The "first crush" he was referring to was Keshtu, the tea vendor, the sole proprietor of the eponymously named chai shop, strategically located across from Hostel 1 and adjacent to the chemical engineering department.

(In the public interest of academic completeness, the "wife" was the college canteen, and the "courtesan" was Back Post).

Legend had it that Keshtu was antecedent to even the college and Back Post. For over four decades, he had survived intense competition and ran his operations with the efficiency of a munshi and the frugality of a bania.

His dingy chai shop sold chai and singada, the taste of which I cannot quite get out of my system, even today. It was that bad! But as if to pay off karmic debt from a previous life, we consumed the aqueous chai and the fetid singada every day.

Whether it was after a bout of basketball, or a difficult viva-voce session, or the rare relic called a campus interview, we washed down our vows with the watery mixture served in cheap glass tumblers, cleaned in a dirty vessel of slop.

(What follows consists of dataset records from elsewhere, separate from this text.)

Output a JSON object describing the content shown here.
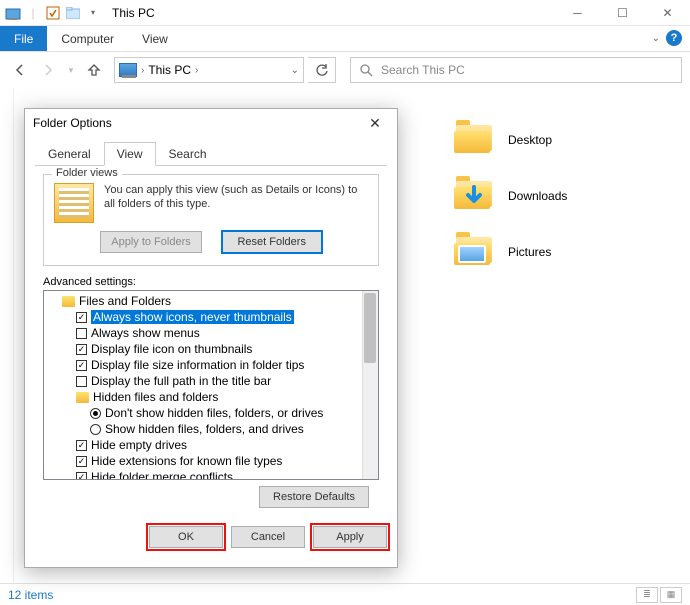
{
  "window": {
    "title": "This PC",
    "min_tip": "Minimize",
    "max_tip": "Maximize",
    "close_tip": "Close"
  },
  "ribbon": {
    "file": "File",
    "computer": "Computer",
    "view": "View"
  },
  "nav": {
    "breadcrumb_text": "This PC",
    "breadcrumb_sep": "›",
    "search_placeholder": "Search This PC"
  },
  "folders": [
    {
      "label": "Desktop"
    },
    {
      "label": "Downloads"
    },
    {
      "label": "Pictures"
    }
  ],
  "status": {
    "count": "12 items"
  },
  "dialog": {
    "title": "Folder Options",
    "tabs": {
      "general": "General",
      "view": "View",
      "search": "Search"
    },
    "folder_views": {
      "legend": "Folder views",
      "text": "You can apply this view (such as Details or Icons) to all folders of this type.",
      "apply_btn": "Apply to Folders",
      "reset_btn": "Reset Folders"
    },
    "adv_label": "Advanced settings:",
    "tree": {
      "root": "Files and Folders",
      "n1": "Always show icons, never thumbnails",
      "n2": "Always show menus",
      "n3": "Display file icon on thumbnails",
      "n4": "Display file size information in folder tips",
      "n5": "Display the full path in the title bar",
      "n6": "Hidden files and folders",
      "n6a": "Don't show hidden files, folders, or drives",
      "n6b": "Show hidden files, folders, and drives",
      "n7": "Hide empty drives",
      "n8": "Hide extensions for known file types",
      "n9": "Hide folder merge conflicts"
    },
    "restore": "Restore Defaults",
    "ok": "OK",
    "cancel": "Cancel",
    "apply": "Apply"
  }
}
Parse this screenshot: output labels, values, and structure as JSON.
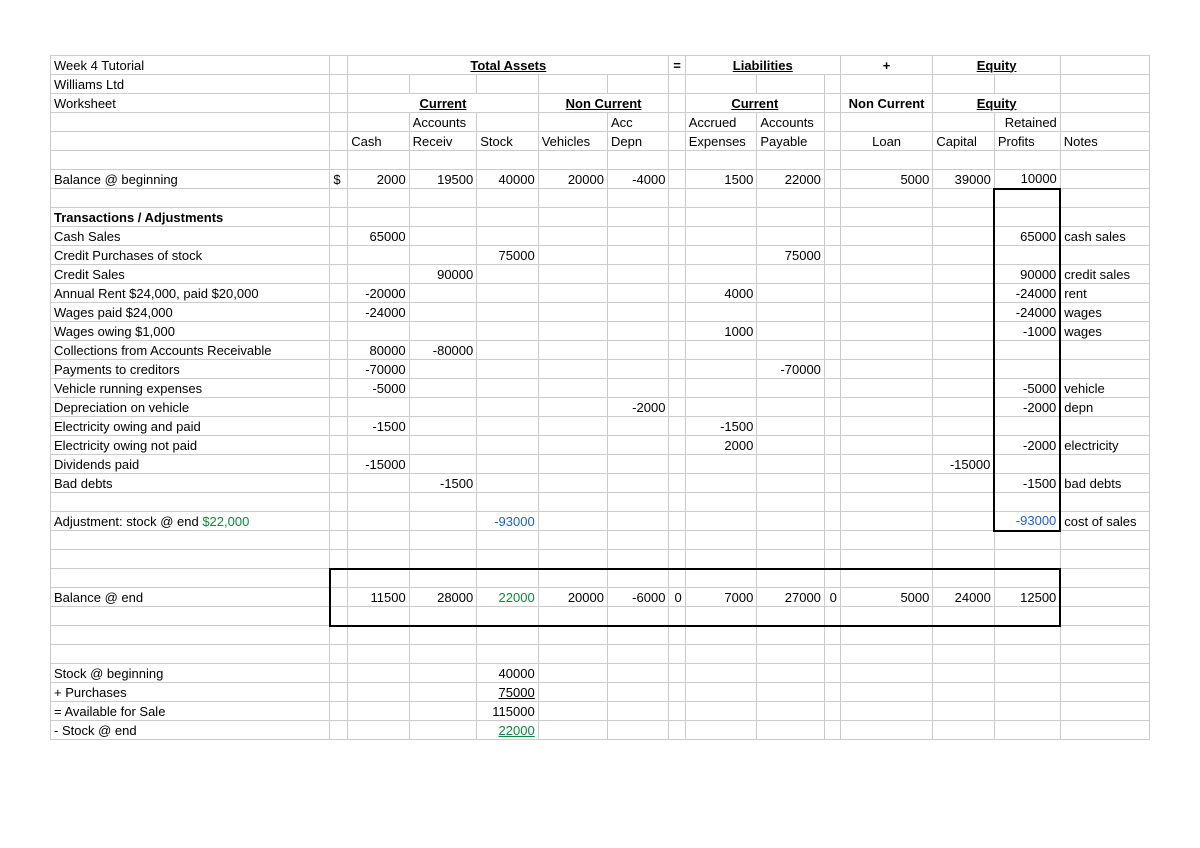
{
  "chart_data": {
    "type": "table",
    "title": "Week 4 Tutorial — Williams Ltd Worksheet",
    "equation_header": [
      "Total Assets",
      "=",
      "Liabilities",
      "+",
      "Equity"
    ],
    "section_headers": {
      "assets": [
        "Current",
        "Non Current"
      ],
      "liab": [
        "Current",
        "Non Current"
      ],
      "equity": [
        "Equity"
      ]
    },
    "columns": [
      "Cash",
      "Accounts Receiv",
      "Stock",
      "Vehicles",
      "Acc Depn",
      "Accrued Expenses",
      "Accounts Payable",
      "Loan",
      "Capital",
      "Retained Profits",
      "Notes"
    ],
    "rows": [
      {
        "label": "Balance @ beginning",
        "currency": "$",
        "cash": 2000,
        "ar": 19500,
        "stock": 40000,
        "veh": 20000,
        "depn": -4000,
        "acc_exp": 1500,
        "ap": 22000,
        "loan": 5000,
        "capital": 39000,
        "ret": 10000
      },
      {
        "label": "Cash Sales",
        "cash": 65000,
        "ret": 65000,
        "notes": "cash sales"
      },
      {
        "label": "Credit Purchases of stock",
        "stock": 75000,
        "ap": 75000
      },
      {
        "label": "Credit Sales",
        "ar": 90000,
        "ret": 90000,
        "notes": "credit sales"
      },
      {
        "label": "Annual Rent $24,000, paid $20,000",
        "cash": -20000,
        "acc_exp": 4000,
        "ret": -24000,
        "notes": "rent"
      },
      {
        "label": "Wages paid $24,000",
        "cash": -24000,
        "ret": -24000,
        "notes": "wages"
      },
      {
        "label": "Wages owing $1,000",
        "acc_exp": 1000,
        "ret": -1000,
        "notes": "wages"
      },
      {
        "label": "Collections from Accounts Receivable",
        "cash": 80000,
        "ar": -80000
      },
      {
        "label": "Payments to creditors",
        "cash": -70000,
        "ap": -70000
      },
      {
        "label": "Vehicle running expenses",
        "cash": -5000,
        "ret": -5000,
        "notes": "vehicle"
      },
      {
        "label": "Depreciation on vehicle",
        "depn": -2000,
        "ret": -2000,
        "notes": "depn"
      },
      {
        "label": "Electricity owing and paid",
        "cash": -1500,
        "acc_exp": -1500
      },
      {
        "label": "Electricity owing not paid",
        "acc_exp": 2000,
        "ret": -2000,
        "notes": "electricity"
      },
      {
        "label": "Dividends paid",
        "cash": -15000,
        "capital": -15000
      },
      {
        "label": "Bad debts",
        "ar": -1500,
        "ret": -1500,
        "notes": "bad debts"
      },
      {
        "label": "Adjustment: stock @ end $22,000",
        "stock": -93000,
        "ret": -93000,
        "notes": "cost of sales"
      },
      {
        "label": "Balance @ end",
        "cash": 11500,
        "ar": 28000,
        "stock": 22000,
        "veh": 20000,
        "depn": -6000,
        "z1": 0,
        "acc_exp": 7000,
        "ap": 27000,
        "z2": 0,
        "loan": 5000,
        "capital": 24000,
        "ret": 12500
      }
    ],
    "stock_reconciliation": [
      {
        "label": "Stock @ beginning",
        "stock": 40000
      },
      {
        "label": "+ Purchases",
        "stock": 75000,
        "underline": true
      },
      {
        "label": "= Available for Sale",
        "stock": 115000
      },
      {
        "label": "- Stock @ end",
        "stock": 22000,
        "green": true
      }
    ]
  },
  "h": {
    "title": "Week 4 Tutorial",
    "company": "Williams Ltd",
    "worksheet": "Worksheet",
    "ta": "Total Assets",
    "eq": "=",
    "liab": "Liabilities",
    "plus": "+",
    "equity": "Equity",
    "current": "Current",
    "noncurrent": "Non Current",
    "equity2": "Equity",
    "cash": "Cash",
    "accounts": "Accounts",
    "receiv": "Receiv",
    "stock": "Stock",
    "vehicles": "Vehicles",
    "acc": "Acc",
    "depn": "Depn",
    "accrued": "Accrued",
    "expenses": "Expenses",
    "payable": "Payable",
    "loan": "Loan",
    "capital": "Capital",
    "retained": "Retained",
    "profits": "Profits",
    "notes": "Notes",
    "currency": "$"
  },
  "r": {
    "bal_begin": "Balance @ beginning",
    "trans_adj": "Transactions / Adjustments",
    "cash_sales": "Cash Sales",
    "credit_purchases": "Credit Purchases of stock",
    "credit_sales": "Credit Sales",
    "rent": "Annual Rent $24,000, paid $20,000",
    "wages_paid": "Wages paid $24,000",
    "wages_owing": "Wages owing $1,000",
    "collections": "Collections from Accounts Receivable",
    "payments": "Payments to creditors",
    "vehicle_exp": "Vehicle running expenses",
    "depn_veh": "Depreciation on vehicle",
    "elec_paid": "Electricity owing and paid",
    "elec_notpaid": "Electricity owing not paid",
    "dividends": "Dividends paid",
    "bad_debts": "Bad debts",
    "adj_label": "Adjustment: stock @ end ",
    "adj_green": "$22,000",
    "bal_end": "Balance @ end",
    "stock_begin": "Stock @ beginning",
    "purchases_plus": "+ Purchases",
    "avail_sale": "= Available for Sale",
    "stock_end": "- Stock @ end"
  },
  "v": {
    "b": {
      "cash": "2000",
      "ar": "19500",
      "stock": "40000",
      "veh": "20000",
      "depn": "-4000",
      "exp": "1500",
      "ap": "22000",
      "loan": "5000",
      "cap": "39000",
      "ret": "10000"
    },
    "cs": {
      "cash": "65000",
      "ret": "65000",
      "n": "cash sales"
    },
    "cp": {
      "stock": "75000",
      "ap": "75000"
    },
    "crs": {
      "ar": "90000",
      "ret": "90000",
      "n": "credit sales"
    },
    "rent": {
      "cash": "-20000",
      "exp": "4000",
      "ret": "-24000",
      "n": "rent"
    },
    "wp": {
      "cash": "-24000",
      "ret": "-24000",
      "n": "wages"
    },
    "wo": {
      "exp": "1000",
      "ret": "-1000",
      "n": "wages"
    },
    "col": {
      "cash": "80000",
      "ar": "-80000"
    },
    "pay": {
      "cash": "-70000",
      "ap": "-70000"
    },
    "ve": {
      "cash": "-5000",
      "ret": "-5000",
      "n": "vehicle"
    },
    "dv": {
      "depn": "-2000",
      "ret": "-2000",
      "n": "depn"
    },
    "ep": {
      "cash": "-1500",
      "exp": "-1500"
    },
    "enp": {
      "exp": "2000",
      "ret": "-2000",
      "n": "electricity"
    },
    "div": {
      "cash": "-15000",
      "cap": "-15000"
    },
    "bd": {
      "ar": "-1500",
      "ret": "-1500",
      "n": "bad debts"
    },
    "adj": {
      "stock": "-93000",
      "ret": "-93000",
      "n": "cost of sales"
    },
    "be": {
      "cash": "11500",
      "ar": "28000",
      "stock": "22000",
      "veh": "20000",
      "depn": "-6000",
      "z1": "0",
      "exp": "7000",
      "ap": "27000",
      "z2": "0",
      "loan": "5000",
      "cap": "24000",
      "ret": "12500"
    },
    "sb": "40000",
    "pp": "75000",
    "af": "115000",
    "se": "22000"
  }
}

Keshtu, with able assistance from "Butru", served his customers with solemnity, and was frequently rebuked for providing such horrible fare. The sport that he was, Keshtu took all that in his grotesque stride, slept peaceably at night, got up at dawn with resolve, and prepared the same concoction as he had done the previous day. To those that needed it, Keshtu offered the reassurance that things in the world would never change.

In summer, the industrious man that he was, Keshtu would shift to the Neem tree adjacent to the basketball court and serve sweet Lassi, which he garnished with cherries, and Bournvita. Even his biggest detractors had to accept that during the summer months when the mercury touched forty eight degrees Celsius, Keshtu’s delectable Lassi cooled their bodies and souls.

Tell me about your experiences at Keshtu or your own favorite "bunk" shop.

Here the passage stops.